The Peace of the Un-Captured Moment
Sometimes inspiration comes at you from unusual places. In the aftermath of a migraine, I was struggling to get my mind into gear and to think of a subject for today’s post. To distract myself, I allowed myself to stray into my emails. “When do you feel most at peace?” was the subject line of an email from a genealogy website. “Interesting question,” I thought.
So that’s my question to you lovely folk this Monday. “When do you feel most at peace?” Each person’s answer and associated memories will be myriad and unique. I’m guessing you will instantly have a mind-flash of a couple of memories then more might follow if you reach further into your memory bank.
Before I go further, I guess a good question is “How do we know we’re at peace?” Perhaps we become aware of a kind of settling, pulse rate slowing, heartbeats reducing. We might feel a sense of stillness and silence – even when we are somewhere busy or noisy. (I often go to busy places to write as paradoxically, I get a huge sense of peace when I focus on my page or screen whilst hubbub is happening around me). When our mind and our body feel in synch we’re often conscious of feeling completely present with ourselves: there is nothing else other than this. It strikes me though, that moments of peace arise when we are not searching for them or when we least expect them. And often, these moments of self-peace are just that – moments. But as fleeting as those moments are they can pack a psychological impact in a way that outlives their real time.
The poet Seumas O’Sullivan (1879-1958) recounts one such moment in his poem Lark’s Song. He takes a break from his work and among the ‘vile clamour’ of Mercer Street he hears a lark ascending and follows its path in the ‘sunlit air’. He waits till he sees it dip and disappear:
Silence.

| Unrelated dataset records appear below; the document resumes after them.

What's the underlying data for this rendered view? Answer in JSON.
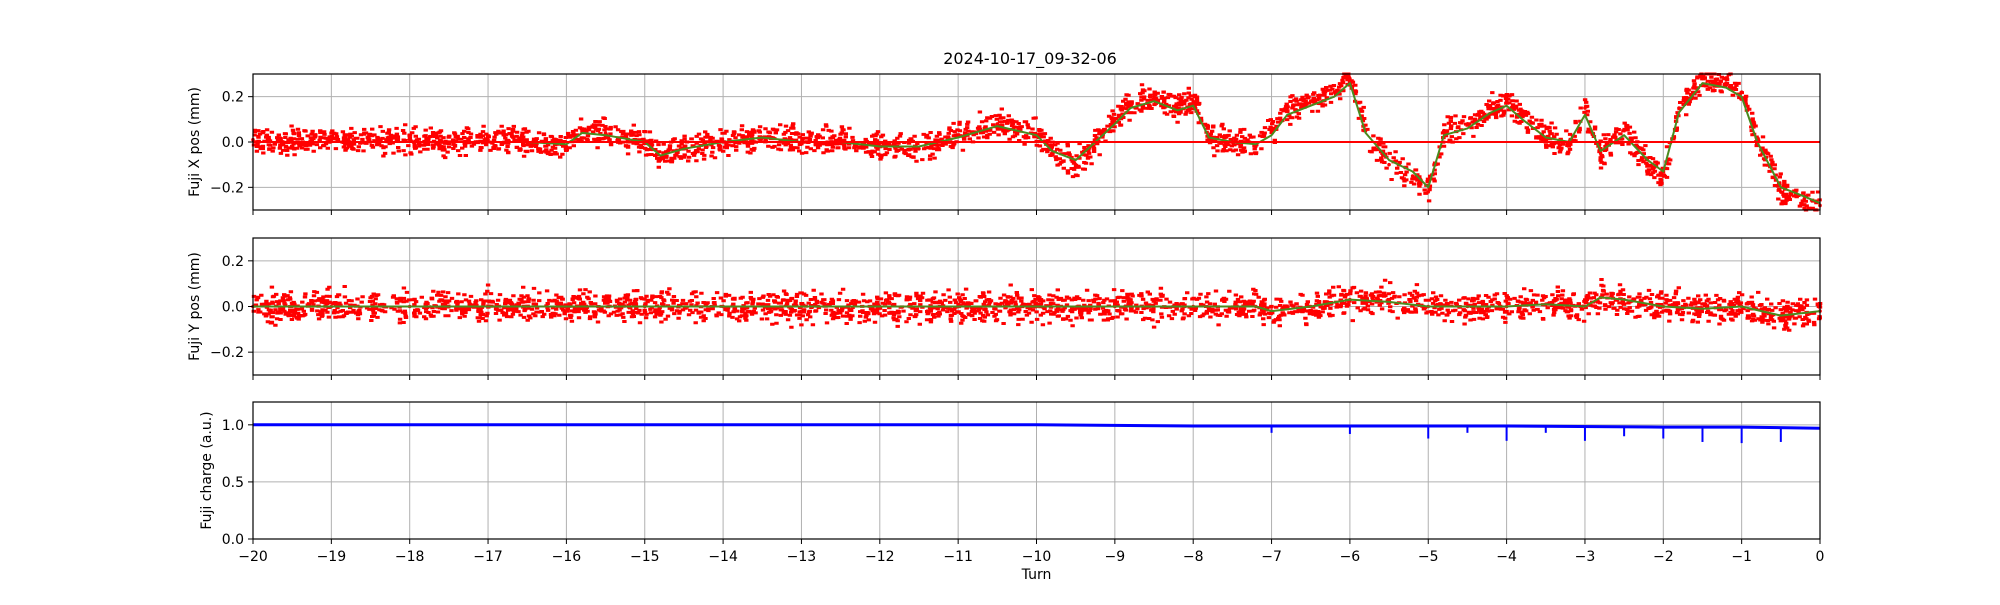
{
  "title": "2024-10-17_09-32-06",
  "chart_data": [
    {
      "type": "scatter",
      "ylabel": "Fuji X pos (mm)",
      "ylim": [
        -0.3,
        0.3
      ],
      "yticks": [
        -0.2,
        0.0,
        0.2
      ],
      "ytick_labels": [
        "−0.2",
        "0.0",
        "0.2"
      ],
      "xlim": [
        -20,
        0
      ],
      "grid": true,
      "series": [
        {
          "style": "points",
          "color": "#ff0000",
          "x": [
            -20,
            -19.5,
            -19,
            -18.5,
            -18,
            -17.5,
            -17,
            -16.5,
            -16,
            -15.8,
            -15.5,
            -15,
            -14.8,
            -14.5,
            -14,
            -13.5,
            -13,
            -12.5,
            -12,
            -11.5,
            -11,
            -10.5,
            -10,
            -9.8,
            -9.5,
            -9,
            -8.8,
            -8.5,
            -8.2,
            -8,
            -7.8,
            -7.5,
            -7.2,
            -7,
            -6.8,
            -6.5,
            -6.2,
            -6,
            -5.8,
            -5.5,
            -5.2,
            -5,
            -4.8,
            -4.5,
            -4.2,
            -4,
            -3.8,
            -3.5,
            -3.2,
            -3,
            -2.8,
            -2.5,
            -2.2,
            -2,
            -1.8,
            -1.5,
            -1.2,
            -1,
            -0.8,
            -0.5,
            -0.2,
            0
          ],
          "y": [
            0.01,
            0.0,
            0.01,
            0.0,
            0.01,
            0.0,
            0.01,
            0.0,
            -0.02,
            0.05,
            0.04,
            0.0,
            -0.08,
            -0.03,
            0.0,
            0.02,
            0.0,
            0.01,
            -0.02,
            -0.03,
            0.03,
            0.08,
            0.03,
            -0.05,
            -0.1,
            0.1,
            0.17,
            0.2,
            0.15,
            0.18,
            0.02,
            0.0,
            -0.02,
            0.05,
            0.15,
            0.18,
            0.22,
            0.28,
            0.05,
            -0.1,
            -0.15,
            -0.22,
            0.05,
            0.08,
            0.15,
            0.18,
            0.12,
            0.02,
            0.0,
            0.15,
            -0.05,
            0.05,
            -0.1,
            -0.15,
            0.15,
            0.28,
            0.26,
            0.22,
            0.0,
            -0.22,
            -0.25,
            -0.28
          ]
        },
        {
          "style": "line",
          "color": "#4a8a1e",
          "x": [
            -20,
            -19.5,
            -19,
            -18.5,
            -18,
            -17.5,
            -17,
            -16.5,
            -16,
            -15.8,
            -15.5,
            -15,
            -14.8,
            -14.5,
            -14,
            -13.5,
            -13,
            -12.5,
            -12,
            -11.5,
            -11,
            -10.5,
            -10,
            -9.8,
            -9.5,
            -9,
            -8.8,
            -8.5,
            -8.2,
            -8,
            -7.8,
            -7.5,
            -7.2,
            -7,
            -6.8,
            -6.5,
            -6.2,
            -6,
            -5.8,
            -5.5,
            -5.2,
            -5,
            -4.8,
            -4.5,
            -4.2,
            -4,
            -3.8,
            -3.5,
            -3.2,
            -3,
            -2.8,
            -2.5,
            -2.2,
            -2,
            -1.8,
            -1.5,
            -1.2,
            -1,
            -0.8,
            -0.5,
            -0.2,
            0
          ],
          "y": [
            0.0,
            0.0,
            0.0,
            0.0,
            0.0,
            0.0,
            0.0,
            0.0,
            -0.01,
            0.04,
            0.03,
            0.0,
            -0.06,
            -0.03,
            0.0,
            0.02,
            0.0,
            0.0,
            -0.02,
            -0.02,
            0.02,
            0.07,
            0.03,
            -0.04,
            -0.08,
            0.08,
            0.15,
            0.18,
            0.14,
            0.16,
            0.02,
            0.0,
            -0.01,
            0.03,
            0.12,
            0.16,
            0.2,
            0.26,
            0.04,
            -0.08,
            -0.13,
            -0.2,
            0.03,
            0.06,
            0.13,
            0.16,
            0.1,
            0.02,
            0.0,
            0.12,
            -0.04,
            0.03,
            -0.08,
            -0.13,
            0.13,
            0.26,
            0.24,
            0.2,
            0.0,
            -0.2,
            -0.24,
            -0.27
          ]
        },
        {
          "style": "hline",
          "color": "#ff0000",
          "y": 0.0
        }
      ]
    },
    {
      "type": "scatter",
      "ylabel": "Fuji Y pos (mm)",
      "ylim": [
        -0.3,
        0.3
      ],
      "yticks": [
        -0.2,
        0.0,
        0.2
      ],
      "ytick_labels": [
        "−0.2",
        "0.0",
        "0.2"
      ],
      "xlim": [
        -20,
        0
      ],
      "grid": true,
      "series": [
        {
          "style": "points",
          "color": "#ff0000",
          "x": [
            -20,
            -19,
            -18,
            -17,
            -16,
            -15,
            -14,
            -13,
            -12,
            -11,
            -10,
            -9,
            -8,
            -7.2,
            -7,
            -6.5,
            -6,
            -5.5,
            -5,
            -4.5,
            -4,
            -3.5,
            -3,
            -2.8,
            -2.5,
            -2,
            -1.5,
            -1,
            -0.5,
            0
          ],
          "y": [
            0.0,
            0.0,
            0.0,
            0.0,
            0.0,
            0.0,
            0.0,
            0.0,
            0.0,
            0.0,
            0.0,
            0.0,
            0.0,
            0.0,
            -0.02,
            0.0,
            0.03,
            0.03,
            0.0,
            0.0,
            0.0,
            0.01,
            0.0,
            0.04,
            0.03,
            0.0,
            -0.01,
            0.0,
            -0.04,
            -0.02
          ]
        },
        {
          "style": "line",
          "color": "#4a8a1e",
          "x": [
            -20,
            -19,
            -18,
            -17,
            -16,
            -15,
            -14,
            -13,
            -12,
            -11,
            -10,
            -9,
            -8,
            -7.2,
            -7,
            -6.5,
            -6,
            -5.5,
            -5,
            -4.5,
            -4,
            -3.5,
            -3,
            -2.8,
            -2.5,
            -2,
            -1.5,
            -1,
            -0.5,
            0
          ],
          "y": [
            0.0,
            0.0,
            0.0,
            0.0,
            0.0,
            0.0,
            0.0,
            0.0,
            0.0,
            0.0,
            0.0,
            0.0,
            0.0,
            0.0,
            -0.02,
            0.0,
            0.03,
            0.02,
            0.0,
            0.0,
            0.0,
            0.01,
            0.0,
            0.04,
            0.03,
            0.0,
            -0.01,
            0.0,
            -0.04,
            -0.02
          ]
        }
      ]
    },
    {
      "type": "scatter",
      "ylabel": "Fuji charge (a.u.)",
      "xlabel": "Turn",
      "ylim": [
        0.0,
        1.2
      ],
      "yticks": [
        0.0,
        0.5,
        1.0
      ],
      "ytick_labels": [
        "0.0",
        "0.5",
        "1.0"
      ],
      "xlim": [
        -20,
        0
      ],
      "xticks": [
        -20,
        -19,
        -18,
        -17,
        -16,
        -15,
        -14,
        -13,
        -12,
        -11,
        -10,
        -9,
        -8,
        -7,
        -6,
        -5,
        -4,
        -3,
        -2,
        -1,
        0
      ],
      "xtick_labels": [
        "−20",
        "−19",
        "−18",
        "−17",
        "−16",
        "−15",
        "−14",
        "−13",
        "−12",
        "−11",
        "−10",
        "−9",
        "−8",
        "−7",
        "−6",
        "−5",
        "−4",
        "−3",
        "−2",
        "−1",
        "0"
      ],
      "grid": true,
      "series": [
        {
          "style": "line",
          "color": "#0000ff",
          "x": [
            -20,
            -15,
            -10,
            -8,
            -6,
            -4,
            -2,
            -1,
            0
          ],
          "y": [
            1.0,
            1.0,
            1.0,
            0.99,
            0.99,
            0.99,
            0.98,
            0.98,
            0.97
          ]
        },
        {
          "style": "dips",
          "color": "#0000ff",
          "x": [
            -7,
            -6,
            -5,
            -4.5,
            -4,
            -3.5,
            -3,
            -2.5,
            -2,
            -1.5,
            -1,
            -0.5
          ],
          "y": [
            0.93,
            0.92,
            0.88,
            0.93,
            0.86,
            0.93,
            0.86,
            0.9,
            0.88,
            0.85,
            0.84,
            0.85
          ]
        }
      ]
    }
  ]
}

Again the street is grey;
Shut down the windows. Work-a-day.
(Due to copyright rules, read the full poem here. You have to scroll down till you see Lark’s Song)

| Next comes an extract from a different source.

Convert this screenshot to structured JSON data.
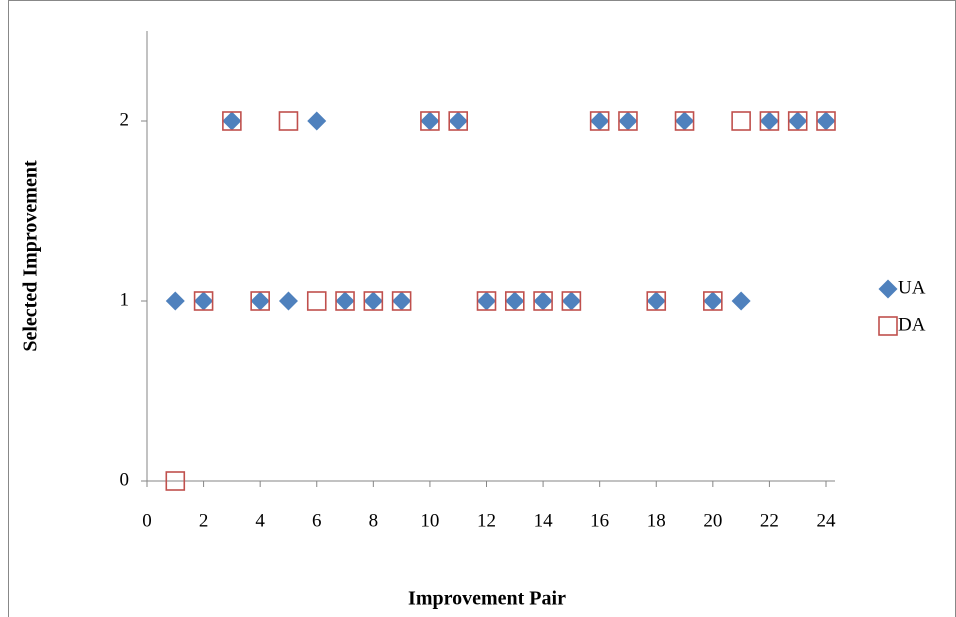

O’Sullivan’s experience is one that many of us have: the blackbird singing at dusk, the stolen half hour to read, a break in the clouds and the sun on our face. I come in the little things, said Evelyn Underhill in her poem Immanence. Being a religious/spiritual poet, Underhill was speaking about sensing a spiritual presence in the wonders of nature. I like to think of the poem also as a description of being at peace with oneself and the world.

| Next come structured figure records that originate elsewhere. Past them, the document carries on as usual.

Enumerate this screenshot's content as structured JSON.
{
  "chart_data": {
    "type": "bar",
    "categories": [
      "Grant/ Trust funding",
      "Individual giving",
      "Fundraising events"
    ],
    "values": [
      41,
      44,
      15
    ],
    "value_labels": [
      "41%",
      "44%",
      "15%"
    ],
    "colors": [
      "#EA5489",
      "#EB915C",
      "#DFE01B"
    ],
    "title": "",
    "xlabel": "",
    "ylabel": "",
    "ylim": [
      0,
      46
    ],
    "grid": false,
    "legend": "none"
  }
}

The Freedom of the Dropped Camera
We try so hard to be happy that we end up missing the most important parts of our lives and destroying the very peace that we are seeking.Mark Williams and Danny Penman in Mindfulness: Finding Peace in a Frantic World
For me, mindfulness is about being fully in those moments, taking the time to stop and notice – allowing myself the gift of this one moment’s peace. It’s also about not striving to capture the moment while I’m in it. It’s so tempting to take a photo or to try to push one’s mind to remember the details. I feel that the beauty of those moments is that they are un-trappable and that in trying to hold onto them we lose awareness of the very moment we are in. A few years ago on the first day of a holiday I dropped and broke my camera whilst enjoying a moment of peace in a temple. (Yes, the irony did not escape me!) After the first hour or so of being p’d off and of lamenting all the future moments I’d not be able to capture and share on social media, I suddenly, inexplicably felt free. Being able to abandon any hope of seeking the perfect image, of being in each moment as it arose, I was able to commit to them fully.
Now, I’m not saying that to be mindful we should drop our cameras, stop taking photos or making memories – I personally, find that photography can be a mindful activity. It’s just that, especially in this social-media focused world, it’s easy to feel that we’re not living fully if we’re not clicking, posting and seeking the ‘likes’. I believe the opposite is true. It’s only when we let go of expectation, when we release ourselves from manipulating the peaceful moment, from even thinking about it and just allowing ourselves to settle into our awareness, that we can fully be at peace in this one, totally unrepeatable moment.
A gift to yourself…
Now, I don’t speak or think in ‘cat’ but I am fairly certain that my cat in the picture above did not think about what he was doing. He chanced on a sunbeam. He stopped. He was simply being.
Today, if you find yourself flitting between tasks, constantly thinking yourself into the next thing to do, allow yourself to take three minutes to stop. Set a gentle alarm for three minutes on your phone, if you like
Find something that you can see, hear or feel easily – a sunbeam, birdsong, the garden, a view of roof tops from your office window, a plant and rest your attention on it.
Notice your breath, where you feel your breath. Don’t think about it, don’t change your breath, just notice.
If you like, you can say to yourself, I am here. I am here. There is nothing else.
And be a ‘being being’ – not analysing, not thinking, simply resting, aware of the peace in this one amazing moment.